Like Labradors let off a leash, I rush into the season with complete recklessness. I am fueled by pent-up frustration and anticipation, which often leads to some very questionable decision-making on my part. This explains why most of my outdoor misadventures tend to happen during the first few weeks of spring.

For example, I believe the term “ice out” is open to broad interpretation. If I can get a float tube in the water and cast a fly line, it is officially spring—even if there is a shelf of ice covering 80 percent of the lake’s surface. I have learned that fishing in half-a-degree-above-freezing water is fun right up until the moment my legs go numb and my knees stop bending. Today, every time my joints start to grind and click, I think about those April afternoons on Lake Pactola.

In the rush to greet spring head-on, I have buried my truck axle-deep in Badlands gumbo. Years ago, while exploring an area south of Cactus Flat, I thought I could power my pickup through a concrete-like mixture of snowmelt and clay soil. It turned out to be a terrible decision. With no way to dislodge my truck, I had to hike through the Badlands until I found someone, or something, that could help pull me out.

After an hour of wandering, I came across a rancher who let me use his phone. But that was all he was willing to do. He wasn’t about to get his own truck stuck in the mud. He said, “Only an idiot would be running around in this stuff.” Obviously, I could not disagree with the man.

My dad was kind enough to make the 80-mile trip from Rapid City to rescue me.

Another spring-induced bad decision would be the time my friends and I camped in the Cloud Peak Wilderness Area in early May. We were eager to see the Bighorns of Wyoming before the tourists took over, so we decided to enjoy a few days hiking and fishing in the high country. As it turned out, we were a little too eager. May is still considered winter at 8,000 feet elevation—which explains why it was so easy to find an open campsite. We spent our first night trying to keep our tents from blowing away in a blizzard. We spent our second night being pelted by sleet. Taking the hint from Mother Nature, we decided not to spend a third night in the mountains.

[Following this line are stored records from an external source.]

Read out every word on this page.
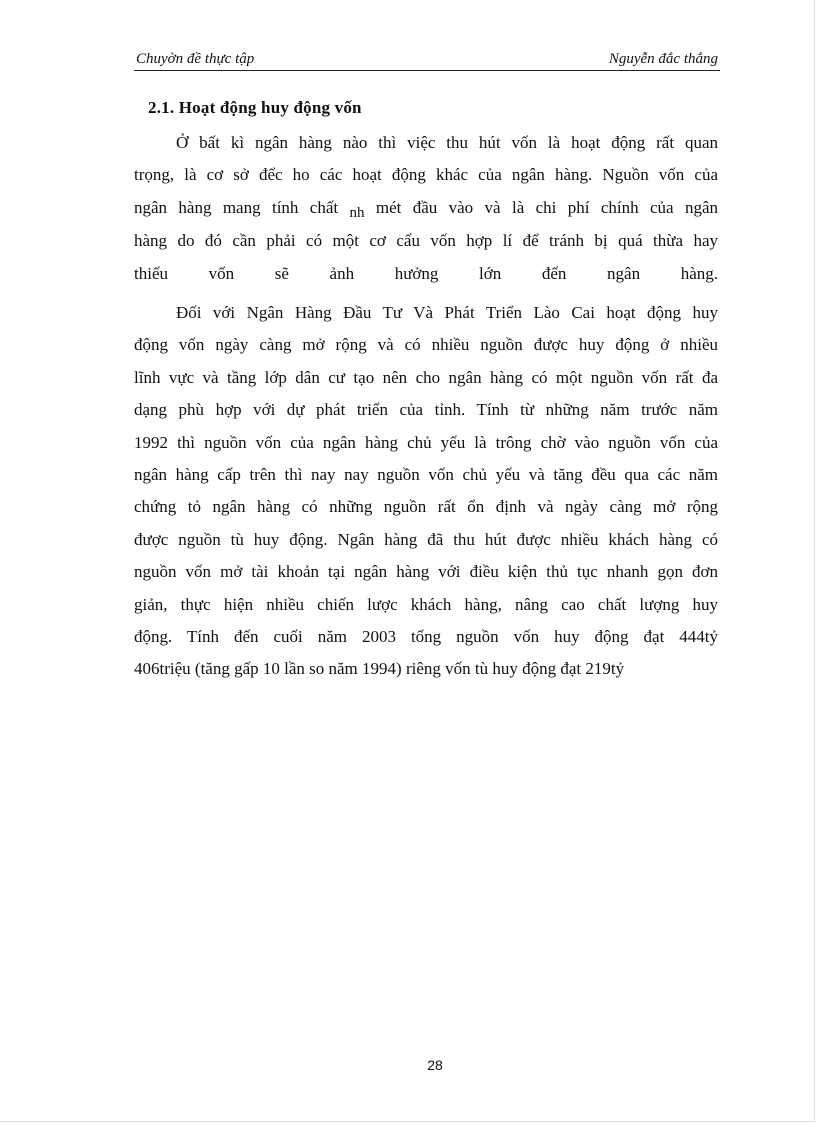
Chuyờn đề thực tập	Nguyễn đắc thắng
2.1. Hoạt động huy động vốn
Ở bất kì ngân hàng nào thì việc thu hút vốn là hoạt động rất quan
trọng, là cơ sở đểc ho các hoạt động khác của ngân hàng. Nguồn vốn của
ngân hàng mang tính chất nh mét đầu vào và là chi phí chính của ngân
hàng do đó cần phải có một cơ cấu vốn hợp lí để tránh bị quá thừa hay
thiếu vốn sẽ ảnh hưởng lớn đến ngân hàng.
Đối với Ngân Hàng Đầu Tư Và Phát Triển Lào Cai hoạt động huy
động vốn ngày càng mở rộng và có nhiều nguồn được huy động ở nhiều
lĩnh vực và tầng lớp dân cư tạo nên cho ngân hàng có một nguồn vốn rất đa
dạng phù hợp với dự phát triển của tỉnh. Tính từ những năm trước năm
1992 thì nguồn vốn của ngân hàng chủ yếu là trông chờ vào nguồn vốn của
ngân hàng cấp trên thì nay nay nguồn vốn chủ yếu và tăng đều qua các năm
chứng tỏ ngân hàng có những nguồn rất ổn định và ngày càng mở rộng
được nguồn tù huy động. Ngân hàng đã thu hút được nhiều khách hàng có
nguồn vốn mở tài khoản tại ngân hàng với điều kiện thủ tục nhanh gọn đơn
giản, thực hiện nhiều chiến lược khách hàng, nâng cao chất lượng huy
động. Tính đến cuối năm 2003 tổng nguồn vốn huy động đạt 444tỷ
406triệu (tăng gấp 10 lần so năm 1994) riêng vốn tù huy động đạt 219tỷ
28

Even though I am old enough to know better, spring continues to get me into trouble.

It is usually about this time of year, when the weather warms up and dormant life beings to poke through the soil, I take my dogs to a nearby field to let them run. After a long winter confined to sidewalks and city parks, their energy is absolutely boundless. I do my best to keep up with them as they enthusiastically explore one new scent after another. Invariably, they both end up rolling around in something that will require a long bath afterwards.

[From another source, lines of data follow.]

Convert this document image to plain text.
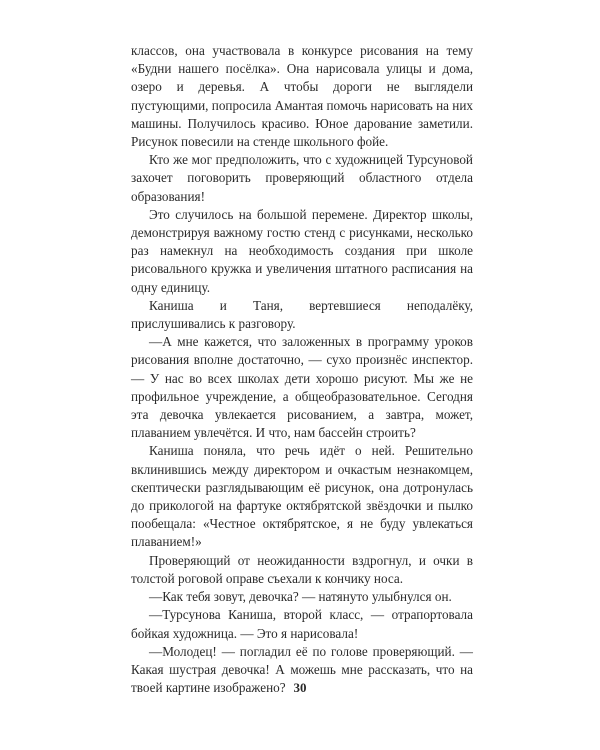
классов, она участвовала в конкурсе рисования на тему «Будни нашего посёлка». Она нарисовала улицы и дома, озеро и деревья. А чтобы дороги не выглядели пустующими, попросила Амантая помочь нарисовать на них машины. Получилось красиво. Юное дарование заметили. Рисунок повесили на стенде школьного фойе.

Кто же мог предположить, что с художницей Турсуновой захочет поговорить проверяющий областного отдела образования!

Это случилось на большой перемене. Директор школы, демонстрируя важному гостю стенд с рисунками, несколько раз намекнул на необходимость создания при школе рисовального кружка и увеличения штатного расписания на одну единицу.

Каниша и Таня, вертевшиеся неподалёку, прислушивались к разговору.

—А мне кажется, что заложенных в программу уроков рисования вполне достаточно, — сухо произнёс инспектор. — У нас во всех школах дети хорошо рисуют. Мы же не профильное учреждение, а общеобразовательное. Сегодня эта девочка увлекается рисованием, а завтра, может, плаванием увлечётся. И что, нам бассейн строить?

Каниша поняла, что речь идёт о ней. Решительно вклинившись между директором и очкастым незнакомцем, скептически разглядывающим её рисунок, она дотронулась до прикологой на фартуке октябрятской звёздочки и пылко пообещала: «Честное октябрятское, я не буду увлекаться плаванием!»

Проверяющий от неожиданности вздрогнул, и очки в толстой роговой оправе съехали к кончику носа.

—Как тебя зовут, девочка? — натянуто улыбнулся он.

—Турсунова Каниша, второй класс, — отрапортовала бойкая художница. — Это я нарисовала!

—Молодец! — погладил её по голове проверяющий. — Какая шустрая девочка! А можешь мне рассказать, что на твоей картине изображено? 30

It will also require the removal of several ticks.

In my eagerness, I forget these blood-sucking parasites have been anxiously waiting for spring to arrive, too. They have an uncanny ability to detect heat from mammals—dogs, humans or otherwise—and attach themselves to a host. And they usually do this in bunches. (For every tick I find on my dogs I seem to find two more on me.) Yes, I try to protect my dogs with a name-band flea and tick preventative, but I don’t know if anything can stop a hungry tick from finding a meal during the first few weeks of May. I know this all-too well, yet I keep bringing ticks home.

Admittedly, most of my early spring mishaps could be avoided if I were a more patient man. It would be easier to wait another week or two for spring to settle in and get comfortable.

But I don’t have time to wait. Winter is only six months away.